Het hof stelt voorop dat, ondanks het appelverbod van artikel 7:685 lid 11 BW, volgens vaste jurisprudentie hoger beroep openstaat op de grond dat artikel 7:685 BW ten onrechte buiten toepassing is gelaten dan wel ten onrechte of met verzuim van essentiële vormen is toegepast. Nu verzoeker zijn verzoek in hoger beroep op eerstgenoemde grond baseert, kan hij worden ontvangen in zijn verzoeken in hoger beroep. Het hof stelt voorts vast dat er sprake is geweest van een overgang van onderneming. Derhalve bestaat tot op heden de arbeidsovereenkomst met verzoeker. Omdat LIR de gewichtige redenen voor ontbinding niet heeft weersproken wordt de vordering toegewezen.
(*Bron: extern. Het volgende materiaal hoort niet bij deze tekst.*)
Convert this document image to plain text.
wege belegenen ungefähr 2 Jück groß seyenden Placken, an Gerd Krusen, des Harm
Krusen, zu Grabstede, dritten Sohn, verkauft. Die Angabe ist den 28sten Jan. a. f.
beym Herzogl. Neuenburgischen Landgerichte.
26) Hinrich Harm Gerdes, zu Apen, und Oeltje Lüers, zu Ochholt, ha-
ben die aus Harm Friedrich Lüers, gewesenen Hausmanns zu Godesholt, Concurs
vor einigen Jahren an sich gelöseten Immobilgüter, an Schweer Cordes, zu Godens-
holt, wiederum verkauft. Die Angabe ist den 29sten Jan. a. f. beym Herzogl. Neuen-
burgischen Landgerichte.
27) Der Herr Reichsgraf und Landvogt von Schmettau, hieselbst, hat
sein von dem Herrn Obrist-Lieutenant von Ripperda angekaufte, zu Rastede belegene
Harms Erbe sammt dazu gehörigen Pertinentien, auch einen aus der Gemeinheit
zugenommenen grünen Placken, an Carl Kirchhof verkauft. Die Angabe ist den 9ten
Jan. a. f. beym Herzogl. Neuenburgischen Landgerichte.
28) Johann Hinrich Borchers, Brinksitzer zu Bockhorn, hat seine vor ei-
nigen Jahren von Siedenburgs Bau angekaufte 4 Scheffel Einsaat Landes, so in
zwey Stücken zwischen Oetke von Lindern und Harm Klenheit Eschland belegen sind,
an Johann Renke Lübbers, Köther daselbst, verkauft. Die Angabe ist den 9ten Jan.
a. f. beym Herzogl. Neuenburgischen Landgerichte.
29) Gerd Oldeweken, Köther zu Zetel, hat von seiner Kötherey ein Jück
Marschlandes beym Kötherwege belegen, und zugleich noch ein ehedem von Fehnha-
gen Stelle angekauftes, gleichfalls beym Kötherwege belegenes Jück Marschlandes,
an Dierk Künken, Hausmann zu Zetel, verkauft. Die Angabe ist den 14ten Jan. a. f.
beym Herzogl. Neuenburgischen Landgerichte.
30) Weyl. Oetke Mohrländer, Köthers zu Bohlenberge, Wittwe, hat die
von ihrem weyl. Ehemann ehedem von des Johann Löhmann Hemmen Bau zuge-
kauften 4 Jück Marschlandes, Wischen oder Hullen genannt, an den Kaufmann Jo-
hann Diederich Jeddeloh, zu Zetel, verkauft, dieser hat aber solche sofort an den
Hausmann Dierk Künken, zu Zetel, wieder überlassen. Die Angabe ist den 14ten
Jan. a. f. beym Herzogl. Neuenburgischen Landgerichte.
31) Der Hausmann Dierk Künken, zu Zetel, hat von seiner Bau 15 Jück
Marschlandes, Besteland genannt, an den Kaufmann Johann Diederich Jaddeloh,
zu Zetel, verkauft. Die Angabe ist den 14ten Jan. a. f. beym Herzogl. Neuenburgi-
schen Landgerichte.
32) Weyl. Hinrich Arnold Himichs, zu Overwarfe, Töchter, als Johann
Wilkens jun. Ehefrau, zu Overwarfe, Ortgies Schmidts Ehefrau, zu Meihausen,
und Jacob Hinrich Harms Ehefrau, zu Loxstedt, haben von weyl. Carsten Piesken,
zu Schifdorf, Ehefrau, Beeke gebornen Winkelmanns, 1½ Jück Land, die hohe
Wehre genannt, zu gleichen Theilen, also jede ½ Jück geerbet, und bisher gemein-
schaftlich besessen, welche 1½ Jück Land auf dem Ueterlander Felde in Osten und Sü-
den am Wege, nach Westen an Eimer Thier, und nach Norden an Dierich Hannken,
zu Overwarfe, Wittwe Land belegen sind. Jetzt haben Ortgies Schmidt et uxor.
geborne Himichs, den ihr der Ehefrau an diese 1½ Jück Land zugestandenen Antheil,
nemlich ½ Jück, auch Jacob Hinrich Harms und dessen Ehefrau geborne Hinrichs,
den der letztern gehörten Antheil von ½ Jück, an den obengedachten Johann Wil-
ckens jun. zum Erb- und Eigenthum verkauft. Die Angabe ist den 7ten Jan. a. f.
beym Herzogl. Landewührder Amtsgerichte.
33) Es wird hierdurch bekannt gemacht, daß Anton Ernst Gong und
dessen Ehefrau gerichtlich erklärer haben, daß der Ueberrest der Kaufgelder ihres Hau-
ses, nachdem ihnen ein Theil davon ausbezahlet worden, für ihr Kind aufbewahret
Het door LIR aangevoerde bezwaar tegen het bestaan van twee beschikkingen die verzoeker jegens zowel DIM als LIR een executoriale titel zou kunnen verschaffen (waardoor hij tweemaal een vergoeding zou kunnen verkrijgen), kan geen reden zijn om het verzoek af te wijzen, te minder nu DIM - door openheid van zaken te geven over de overgang van de onderneming vóór of ten tijde van de mondelinge behandeling op 15 januari 2007 - had kunnen voorkomen dat er een (onherroepelijke) beschikking ligt, waarbij ten laste van haar een vergoeding aan verzoeker is toegekend. Dat DIM die openheid niet heeft verschaft, kan er - mede gelet op het uitgangspunt van bescherming van de werknemer dat aan de artikelen 7:662 en volgende BW ten grondslag ligt - niet toe leiden dat de gevolgen van die gang van zaken thans door LIR op [verzoeker] worden afgewenteld, te meer niet nu tussen partijen vaststaat dat DIM op dit moment in elk geval geen verhaal biedt voor de vordering van verzoeker jegens DIM op grond van de beschikking van 15 januari 2007. Daarbij komt dat in zoverre aan voormeld bezwaar tegemoet kan worden gekomen, dat verzoeker uitdrukkelijk te kennen heeft gegeven dat, voor zover van DIM betaling op grond van de beschikking van 15 januari 2007 wordt verkregen, hij deze tevens beschouwt als betaling van de ten laste van LIR vast te stellen vergoeding, hetgeen ook in overeenstemming is met de hoofdelijke aansprakelijkheid van de voormalige werkgever ingevolge artikel 7:663 BW. Het hof zal een en ander, mede ter vermijding van (onnodige) executiegeschillen, in het dictum van deze beschikking verwerken.